Disgusted. I almost got taken advantage of tonight by a so called car dealer who I am pretty sure spends his free time partying in the ever so tasteful Hawaiian shirt.Why is it that people think because you are a single woman that they can sell you crap? Like I am so stupid because I don't have a ring on my finger or am not hanging on some dude's arm, right? "Here Mr. Car Dealer douchebag, fuckstick take my money that I work so hard for and sell me a beater without a warranty, because you are so trustworthy, I know it because that's what you told me" (no offense to car dealers)

Edited by kat
Posted

Disgusted. I tried to get taken advantage of tonight by a so called car dealer who I am pretty sure spends his free time partying in the ever so tasteful Hawaiian shirt.Why is it that people think because you are a single woman that they can sell you crap? Like I am so stupid because I don't have a ring on my finger or am not hanging on some dude's arm, right? "Here Mr. Car Dealer douchebag, fuckstick take my money that I work so hard for and sell me a beater without a warranty, because you are so trustworthy, I know it because that's what you told me" (no offense to car dealers)

That's how I felt when a couple contractors gave me totally outrageous estimates for my roof last summer.

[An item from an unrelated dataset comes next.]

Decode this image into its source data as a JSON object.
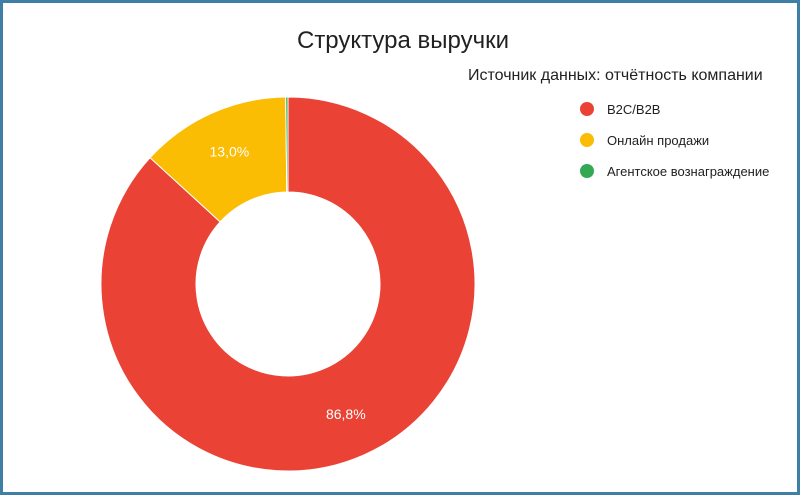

Like, come on, do I really look like that big a mooncalf?

Posted

That's how I felt when a couple contractors gave me totally outrageous estimates for my roof last summer. Like, come on, do I really look like that big a mooncalf?

right, these people have no morals and no concept of karma.

Posted

Pissed off.

I don't feel like talking either.

Posted

ambivilent but im enjoying and listening to my moods.

Posted

Extremely Depressed

Posted

worried! wondering.... hermmm

Posted

Like I'd slept longer than I'd actually had.